Designing a house for an artist demands a different kind of process, says architect Thomas Hickey of GRADE in New York.
“The dynamics were awesome,” he says. “But we kept modifying and tweaking the design.”
At the outset, mosaic artist Sara Baldwin of New Ravenna Mosaics handed him a sketch of a very modern building that was inspired, he says, by the New York Botanical Gardens in Harlem.
“She liked the barrel-vaulted timber with the exposed trusses,” he says. “The challenge was translating them to a residential scale.”
He succeeded. The studio portion of the house in Eastville, Va., designed as a place to open up not only to her work but to the woods and the Chesapeake Bay, 75 yards to the west.
“You have to look through the pine trees to see it, but you can hear it,” he says. “She wanted to be perched up, with a long view of the land and then the water.”
The idea was to create a retreat where Baldwin could lay out her tile and design, or entertain the occasional client.
An approach up a steep hill reveals a studio-house that’s almost fortress-like in its effort to maintain its privacy. There’s a zinc roof for the curving barrel vault, redwood timber beams shipped in from the Northwest and mahogany siding courtesy of Baldwin’s grandfather’s collection.
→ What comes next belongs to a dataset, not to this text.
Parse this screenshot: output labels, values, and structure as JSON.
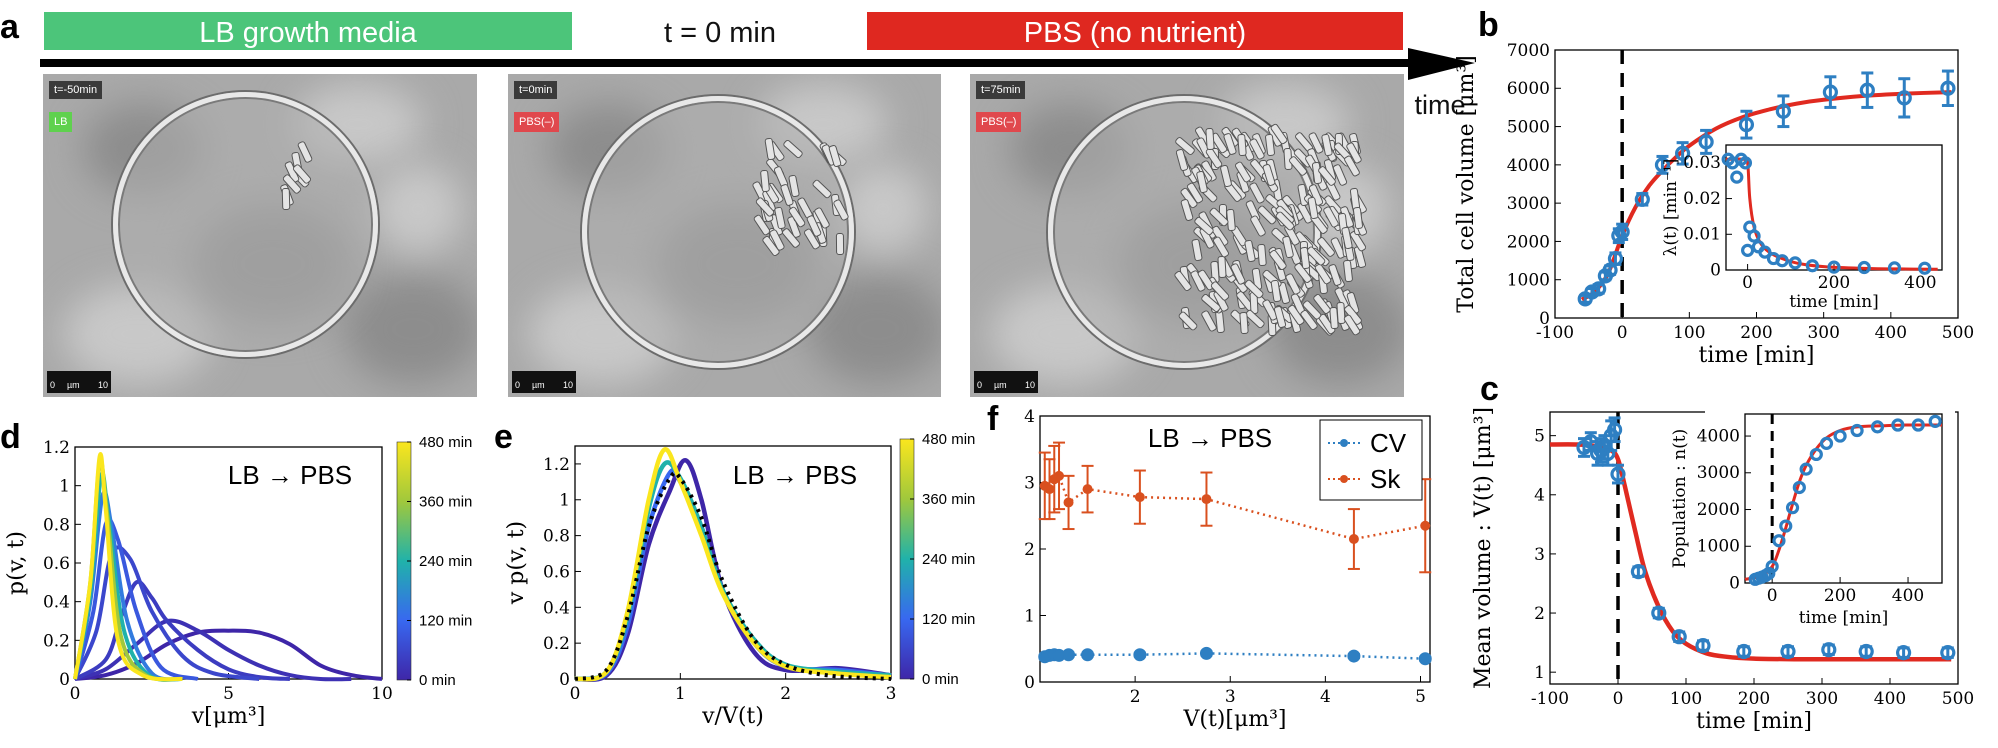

Stone slab flooring came from Italy, and exterior stucco matches that of the sand all ‘round the house.
Inside, the 2,500 square-foot structure offers three bedrooms and three baths – each of which features Baldwin’s own mosaic designs.
The architect is now a big fan of her work, and says he tries to feature one of her designs in every project he does. “It feels custom-made instead of standard,” he says. “And it’s about the same cost.”
Tweaks and modifications aside, this studio-house is an assimilation of two spirits linked by an appreciation for good design.